Detail on the implementation of each function is given below:

- Median: 
The given series is first sorted in ascending order. Then, if the number of elements is odd, the middle element is returned; else the average of the middle two elements is returned.

- IQR:
The given series is first sorted in ascending order. Then the sorted series is split into two arrays from the middle. The median of both arrays are obtained, which represent the 25th and 75th percentiles, and their difference is returned. Note that the `qr()` function from `scipy.stats` uses `np.percentile()` function to calculate the values of 25th and 75th percentiles, which results in slightly different values due to a difference in the calculation method.

- MAD:
The median of the given series is computed using the {\tt compute\_median()} function. Then, a new series is obtained by calculating the absolute difference between the median and each element of the series. The median of the new series is returned.


<a id='4.2.2'></a>
### 4.2.2 Computational efficiency

Computational efficiencies of the different estimators are discussed below:

- Median: Sorting the series takes $\mathcal{O}(n\log(n))$ operations, and then finding the middle value takes $\mathcal{O}(1)$ operations. The overall complexity of this estimator is then $\mathcal{O}(n\log(n))$.

- IQR: Sorting the series takes $\mathcal{O}(n\log(n))$ operations. After splitting the series, finding the medians of the resulting two series each takes $\mathcal{O}(n\log(n))$ (it is actually less than that since the given series are both already sorted) operations. The rest of the operations are of $\mathcal{O}(1)$. The overall complexity of this estimator is then $\mathcal{O}(n\log(n))$.

- MAD: Computing the median of the series takes $\mathcal{O}(n\log(n))$ operations. Then obtaining the new series with the absolute deviations from the median takes $\mathcal{O}(n))$ operations. Computing the median of the resulting series takes another $\mathcal{O}(n\log(n))$ operations. The overall complexity of this estimator is then also $\mathcal{O}(n\log(n))$.

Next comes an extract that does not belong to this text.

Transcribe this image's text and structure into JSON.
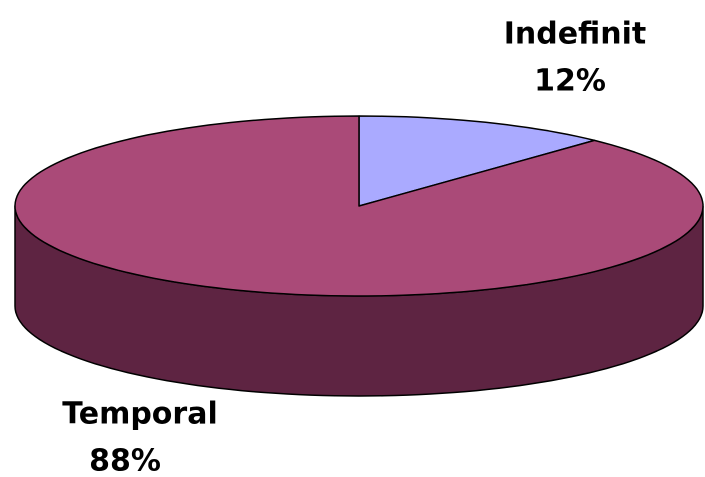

Note that the computational complexities of computing the mean and the standard deviation are of $\mathcal{O}(n)$, which is less than the complexities of the estimators discussed in this section.

<a id='4.2.3'></a>
### 4.2.3 Breakdown Points

A robust estimator should not be affected too much by somewhat larger deviations from the model. One of the properties that defines the robustness of an estimator is its *breakdown point*, which is defined as the maximum allowed fraction of outliers that an estimator can tolerate and has a value between 0 and 0.5. In other words, the breakdown point is the fraction of the data that can be contaminated without making the estimator's estimation "very bad". The breakdown points of different estimators are given in the table below.

In [5]:
df = {'mean': 0., 'std. dev.': 0., 'median': 0.5, 'MAD': 0.5, 'IQR':0.25}
pd.DataFrame(df, index=["Breakdown points"])

Unnamed: 0,mean,std. dev.,median,MAD,IQR
Breakdown points,0.0,0.0,0.5,0.5,0.25


The median has a breakdown point of 0.5, so it is very robust against outliers. Since the median is the middle value in the data set, even if the half of the dataset was contaminated with extremely large (or low) values, it would still estimate a valid point within the dataset. The sample mean as an estimator of the average, however, is largely susceptible to outliers, and even a single extreme data value would cause an irrelevant estimation.

The median absolute deviation also has a breakdown point of 0.5 from a similar argument for the median. If the half of the dataset had extremely large values, the median would still have a viable value, half of the deviations from the median would have viable values, and the median of the deviations would again have a viable value in representing the dataset. Standard deviation as an estimator of the deviation, on the other hand, would break down in the presence of a single extreme value.

Finally, the interquartile range has a breakdown point of 0.25. Because it estimates the data points at 25th and 75th percentiles, until a quarter of the data points are contaminated with extremely large (or low) values, it gives a robust estimation; however, after that point, it will break down.